A CIMEIRA PORTUGAL/ANGOLA
Segundo O Expresso, o Presidente da República vai apadrinhar uma importante cimeira empresarial Portugal/Angola. É uma boa iniciativa e um bom sinal. Isto significa que a relação entre Portugal e Angola está mais calma e mais desanuviada, a caminhar para a normalidade.
E isto é tão mais importante quanto:
a) Angola está a viver uma mudança política enorme, onde se nota, por exemplo, uma grande abertura no sector da comunicação social;
b) Angola está a iniciar um grande processo de mudança no plano económico. Um exemplo: amanhã entra em vigor uma lei histórica para favorecer o investimento estrangeiro. Até agora, um estrangeiro que quisesse investir em Angola tinha obrigatoriamente de ter um sócio angolano, com um mínimo de 35% do capital. A partir de agora, essa exigência acaba. Uma boa notícia para os empresários portugueses;
c) Angola está a ganhar credibilidade na comunidade internacional, em grande medida fruto do novo ciclo político que foi aberto com a presidência de João Lourenço;
d) Em Angola vê-se na população uma atmosfera de grande esperança e de muita expectativa.

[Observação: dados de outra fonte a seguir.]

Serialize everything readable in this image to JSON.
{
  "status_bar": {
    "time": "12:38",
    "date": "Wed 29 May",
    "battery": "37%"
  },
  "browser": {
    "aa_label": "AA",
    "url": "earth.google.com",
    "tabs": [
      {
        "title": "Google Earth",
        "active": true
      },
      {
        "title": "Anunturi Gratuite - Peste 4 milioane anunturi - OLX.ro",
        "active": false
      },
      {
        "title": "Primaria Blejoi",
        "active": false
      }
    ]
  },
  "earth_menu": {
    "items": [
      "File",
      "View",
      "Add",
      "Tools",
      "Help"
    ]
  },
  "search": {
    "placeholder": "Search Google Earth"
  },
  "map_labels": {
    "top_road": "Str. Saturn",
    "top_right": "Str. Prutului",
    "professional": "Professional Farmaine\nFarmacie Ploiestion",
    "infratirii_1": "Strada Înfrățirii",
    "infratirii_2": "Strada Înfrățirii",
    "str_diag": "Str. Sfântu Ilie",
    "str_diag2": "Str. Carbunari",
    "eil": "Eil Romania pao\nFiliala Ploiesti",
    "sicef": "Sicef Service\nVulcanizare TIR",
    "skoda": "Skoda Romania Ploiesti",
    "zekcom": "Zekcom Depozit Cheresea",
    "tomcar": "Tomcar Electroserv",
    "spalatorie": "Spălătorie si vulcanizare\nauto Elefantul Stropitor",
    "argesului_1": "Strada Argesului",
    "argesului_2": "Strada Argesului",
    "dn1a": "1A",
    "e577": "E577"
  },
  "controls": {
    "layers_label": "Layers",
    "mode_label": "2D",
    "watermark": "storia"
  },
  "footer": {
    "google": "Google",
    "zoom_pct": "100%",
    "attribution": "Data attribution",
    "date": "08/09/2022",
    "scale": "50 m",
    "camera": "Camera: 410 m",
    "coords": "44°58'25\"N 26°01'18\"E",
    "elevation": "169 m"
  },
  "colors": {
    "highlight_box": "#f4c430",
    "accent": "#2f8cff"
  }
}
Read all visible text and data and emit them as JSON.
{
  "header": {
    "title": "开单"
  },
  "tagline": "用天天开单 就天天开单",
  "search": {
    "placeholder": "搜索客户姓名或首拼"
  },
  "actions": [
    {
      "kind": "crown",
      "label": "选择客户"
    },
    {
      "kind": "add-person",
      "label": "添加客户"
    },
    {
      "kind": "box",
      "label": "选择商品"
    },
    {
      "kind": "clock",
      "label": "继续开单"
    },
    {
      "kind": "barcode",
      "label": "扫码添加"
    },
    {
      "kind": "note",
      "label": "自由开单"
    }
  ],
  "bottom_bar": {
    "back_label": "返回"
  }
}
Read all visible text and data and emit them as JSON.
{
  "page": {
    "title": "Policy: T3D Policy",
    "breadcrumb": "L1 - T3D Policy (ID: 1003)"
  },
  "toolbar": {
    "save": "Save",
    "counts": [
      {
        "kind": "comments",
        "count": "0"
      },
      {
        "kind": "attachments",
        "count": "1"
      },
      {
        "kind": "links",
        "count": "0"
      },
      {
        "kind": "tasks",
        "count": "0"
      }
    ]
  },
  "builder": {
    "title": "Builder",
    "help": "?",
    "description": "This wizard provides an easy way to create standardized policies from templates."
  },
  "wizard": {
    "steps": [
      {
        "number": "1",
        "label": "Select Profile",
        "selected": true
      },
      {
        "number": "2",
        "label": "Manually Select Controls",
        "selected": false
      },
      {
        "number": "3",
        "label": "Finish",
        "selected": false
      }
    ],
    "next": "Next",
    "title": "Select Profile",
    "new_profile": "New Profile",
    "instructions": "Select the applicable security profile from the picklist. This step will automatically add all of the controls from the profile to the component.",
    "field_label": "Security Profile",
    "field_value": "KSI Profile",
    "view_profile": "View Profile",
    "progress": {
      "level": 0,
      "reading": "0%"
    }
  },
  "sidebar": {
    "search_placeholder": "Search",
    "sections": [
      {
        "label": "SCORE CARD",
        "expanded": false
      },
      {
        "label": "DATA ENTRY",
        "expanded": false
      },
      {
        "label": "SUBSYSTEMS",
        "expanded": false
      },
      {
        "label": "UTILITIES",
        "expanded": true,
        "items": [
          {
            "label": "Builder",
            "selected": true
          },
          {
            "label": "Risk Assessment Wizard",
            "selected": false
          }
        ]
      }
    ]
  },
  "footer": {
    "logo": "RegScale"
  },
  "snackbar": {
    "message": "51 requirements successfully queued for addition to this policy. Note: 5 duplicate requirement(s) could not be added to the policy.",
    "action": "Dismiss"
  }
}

e) Os grandes líderes europeus têm encontros agendados com o Presidente Angolano – o Presidente do governo espanhol; o Presidente da República de França e a Chanceler alemã.
Se todos querem acompanhar de perto a nova Angola que está em construção, Portugal, por maioria de razão, não deverá desperdiçar este novo leque de oportunidades que se abre em Angola.